L’APPEL DE LA FABRIQUE

Saint-Étienne ne ressemble à aucune autre métropole : désertée par la société industrielle, elle a pu compter sur l’implication de ses habitant.e.s, engagé.e.s dans une multitude de réseaux, qui ont permis à la ville de tenir et de se relever. L’entrelacement de ses réseaux associatifs, coopératifs, culturels et militants lui donne une couleur particulière et fait sa force. Le territoire stéphanois fourmille de ces initiatives, collectifs, lieux autogérés qui organisent la solidarité, nous affranchissent des GAFAM, de l’agro-industrie, des grands projets inutiles (GPII) et de la culture de masse.

Chaque personne impliquée, chaque action menée, chaque structure créée, ouvrent l’horizon des possibles face aux désordres climatiques et sociaux en cours.

Stéphanois.es, nous connaissons les conditions de travail qui dégradent les corps et les imaginaires, les galères liées à une certaine forme d’effondrement du monde alentour.
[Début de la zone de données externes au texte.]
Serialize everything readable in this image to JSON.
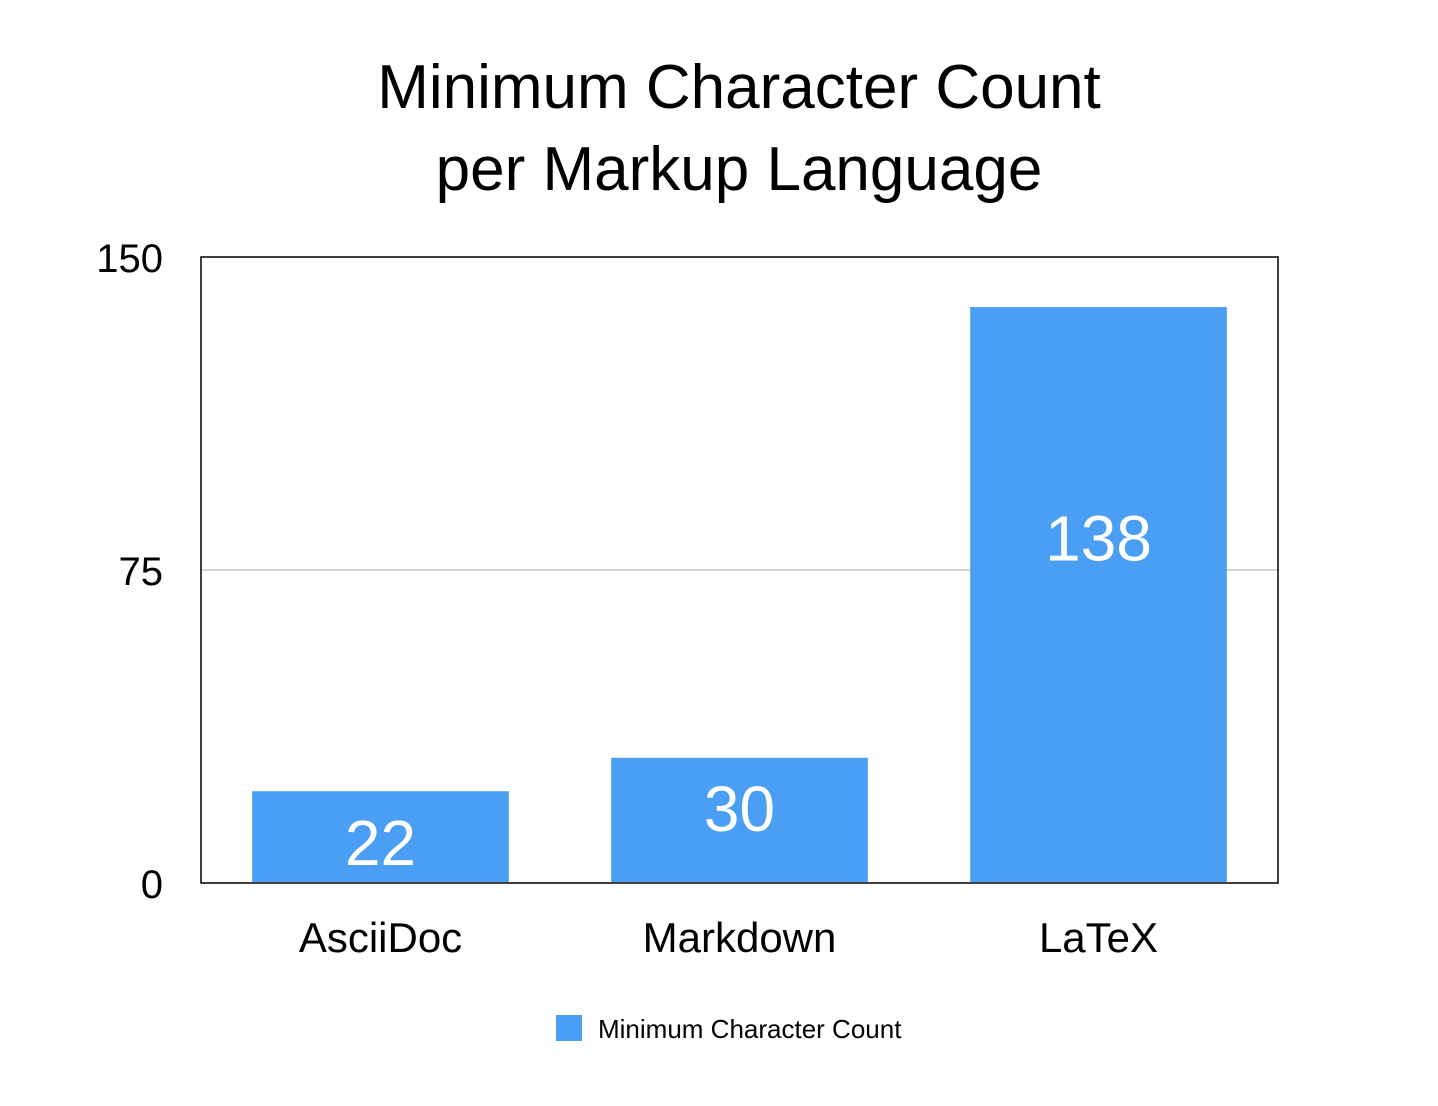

Nous avons appris à vivre de peu, à nous soutenir dans les moments difficiles, à espérer des jours meilleurs. Nous nous battons sur tous les fronts pour une vie plus digne, et trouvons dans le milieu associatif, culturel et sportif des espaces de liberté où se ressourcer, prendre soin des autres et trouver peu à peu de nouvelles façons de vivre. Sur ces chemins de traverse, nous apprenons à nous affranchir des multinationales qui s’accaparent les richesses produites en détruisant la planète. Nous nous organisons en parallèle des institutions, toujours plus vidées de leur ambition originelle, qui peinent à accomplir les missions pour lesquelles elles ont été créées.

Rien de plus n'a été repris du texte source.